XXXX_ "A_Conversation_with_Artist_Simon_St\303\245lenhag.mp3"
ewen@basadi:~/Music/podcasts/archive/Pop_Culture_Detective__Audio_Files$ git annex list "A_Conversation_with_Artist_Simon_Sta\314\212lenhag.mp3"
here
|bethel
||nas01
|||web
||||bittorrent
|||||
error: pathspec 'A_Conversation_with_Artist_Simon_Sta\314\212lenhag.mp3' did not match any file(s) known to git
Did you forget to 'git add'?
list: 1 failed
ewen@basadi:~/Music/podcasts/archive/Pop_Culture_Detective__Audio_Files$ git annex list "A_Conversation_with_Artist_Simon_St\303\245lenhag.mp3"
here
|bethel
||nas01
|||web
||||bittorrent
|||||
error: pathspec 'A_Conversation_with_Artist_Simon_St\303\245lenhag.mp3' did not match any file(s) known to git
Did you forget to 'git add'?
list: 1 failed
ewen@basadi:~/Music/podcasts/archive/Pop_Culture_Detective__Audio_Files$ 

And proof that the actual downloaded file origin is the same:

ewen@basadi:~/Music/podcasts/archive/Pop_Culture_Detective__Audio_Files$ git annex whereis | sed -n '/A_Conv/,/ok/p'
whereis "A_Conversation_with_Artist_Simon_Sta\314\212lenhag.mp3" (4 copies) 
    00000000-0000-0000-0000-000000000001 -- web
    4e10813c-063b-4cd9-9680-db6685b1c5e8 -- bethel_data_drive [bethel]
    680fc999-1dc8-465d-b5ae-5defdb18d019 -- basadi (Mac Mini 2020) [here]
    9f693b73-3283-45fa-83d3-251d57da7cd3 -- Synology DS216+ [nas01]

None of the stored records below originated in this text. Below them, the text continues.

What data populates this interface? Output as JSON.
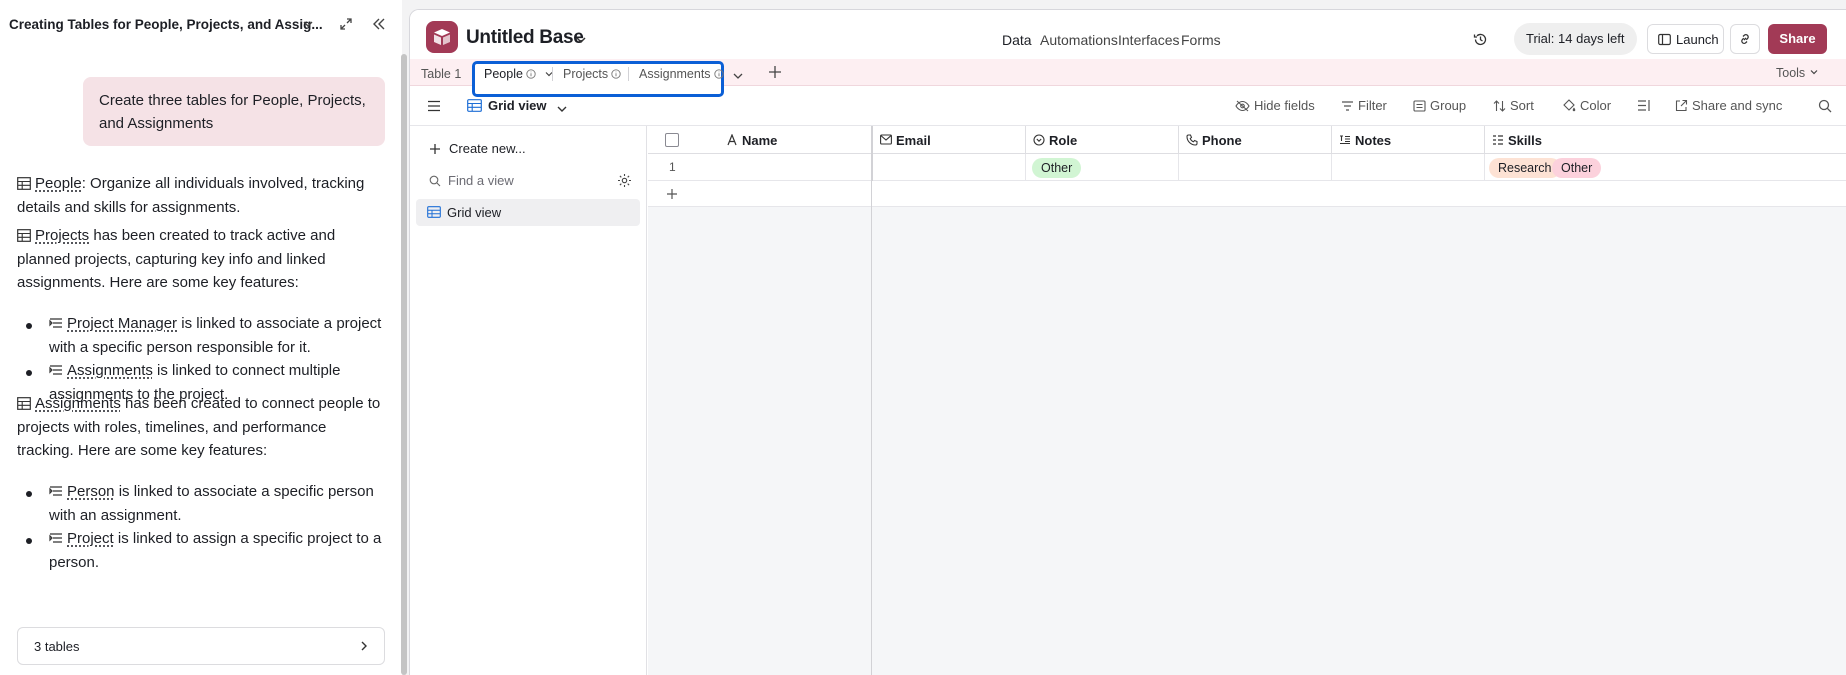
{
  "left_panel": {
    "title": "Creating Tables for People, Projects, and Assig...",
    "user_message": "Create three tables for People, Projects, and Assignments",
    "people_name": "People",
    "people_desc": ": Organize all individuals involved, tracking details and skills for assignments.",
    "projects_name": "Projects",
    "projects_desc": " has been created to track active and planned projects, capturing key info and linked assignments. Here are some key features:",
    "projects_features": [
      {
        "name": "Project Manager",
        "desc": " is linked to associate a project with a specific person responsible for it."
      },
      {
        "name": "Assignments",
        "desc": " is linked to connect multiple assignments to the project."
      }
    ],
    "assignments_name": "Assignments",
    "assignments_desc": " has been created to connect people to projects with roles, timelines, and performance tracking. Here are some key features:",
    "assignments_features": [
      {
        "name": "Person",
        "desc": " is linked to associate a specific person with an assignment."
      },
      {
        "name": "Project",
        "desc": " is linked to assign a specific project to a person."
      }
    ],
    "tables_chip": "3 tables"
  },
  "topbar": {
    "base_name": "Untitled Base",
    "nav": [
      "Data",
      "Automations",
      "Interfaces",
      "Forms"
    ],
    "trial": "Trial: 14 days left",
    "launch": "Launch",
    "share": "Share"
  },
  "tabs": {
    "table1": "Table 1",
    "items": [
      "People",
      "Projects",
      "Assignments"
    ],
    "tools": "Tools"
  },
  "viewbar": {
    "view_name": "Grid view",
    "tools": [
      "Hide fields",
      "Filter",
      "Group",
      "Sort",
      "Color",
      "Share and sync"
    ]
  },
  "sidebar": {
    "create_new": "Create new...",
    "find_placeholder": "Find a view",
    "views": [
      "Grid view"
    ]
  },
  "grid": {
    "columns": [
      "Name",
      "Email",
      "Role",
      "Phone",
      "Notes",
      "Skills"
    ],
    "rows": [
      {
        "num": "1",
        "name": "",
        "email": "",
        "role": "Other",
        "phone": "",
        "notes": "",
        "skills": [
          "Research",
          "Other"
        ]
      }
    ]
  },
  "colors": {
    "accent": "#a23a56",
    "tab_bar": "#fdeff2",
    "highlight": "#0b5fd6",
    "pill_role_other": "#d1f5d3",
    "pill_skill_research": "#fde2d4",
    "pill_skill_other": "#fcd1dc"
  }
}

  web: https://popculturedetective.agency/podcast-download/18821/a-conversation-with-artist-simon-sta%cc%8alenhag.mp3
ok
whereis "A_Conversation_with_Artist_Simon_St\303\245lenhag.mp3" (4 copies) 
    00000000-0000-0000-0000-000000000001 -- web
    4e10813c-063b-4cd9-9680-db6685b1c5e8 -- bethel_data_drive [bethel]
    680fc999-1dc8-465d-b5ae-5defdb18d019 -- basadi (Mac Mini 2020) [here]
    9f693b73-3283-45fa-83d3-251d57da7cd3 -- Synology DS216+ [nas01]

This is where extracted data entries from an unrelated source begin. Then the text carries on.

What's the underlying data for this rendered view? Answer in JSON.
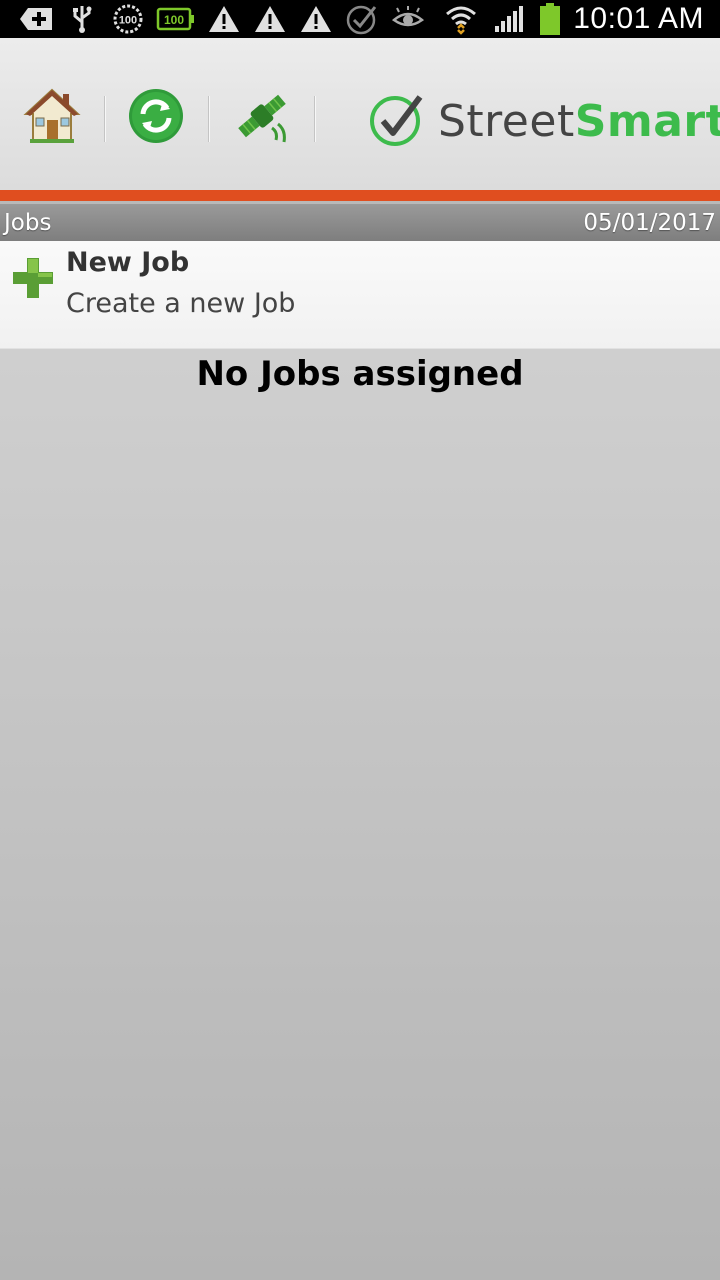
{
  "status_bar": {
    "time": "10:01 AM",
    "left_icons": [
      "plus-circle-icon",
      "usb-icon",
      "badge-100-icon",
      "battery-100-icon",
      "warning-icon",
      "warning-icon",
      "warning-icon",
      "check-circle-icon",
      "eye-icon"
    ],
    "badge_circle_text": "100",
    "badge_battery_text": "100",
    "battery_color": "#7ec82a"
  },
  "toolbar": {
    "buttons": [
      "home-icon",
      "sync-icon",
      "satellite-icon"
    ],
    "brand_part1": "Street",
    "brand_part2": "Smart",
    "brand_color": "#3dbb4c",
    "accent_color": "#e04e1f"
  },
  "list_header": {
    "title": "Jobs",
    "date": "05/01/2017"
  },
  "new_job": {
    "title": "New Job",
    "subtitle": "Create a new Job"
  },
  "empty_message": "No Jobs assigned"
}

  web: https://popculturedetective.agency/podcast-download/18821/a-conversation-with-artist-simon-sta%cc%8alenhag.mp3
ok
ewen@basadi:~/Music/podcasts/archive/Pop_Culture_Detective__Audio_Files$ 

(where I had to use that command variant, as there doesn't seem to be any input method to specify those two encodings separately :-/ )

Have you had any luck using git-annex before? (Sometimes we get tired of reading bug reports all day and a lil' positive end note does wonders)

Thanks again for writing git-annex. It's been mostly trouble free for 10 years as a "podcatcher". Today seems to be something of a "find all the surprises" day, having upgraded git-annex (from Home Brew) earlier this week.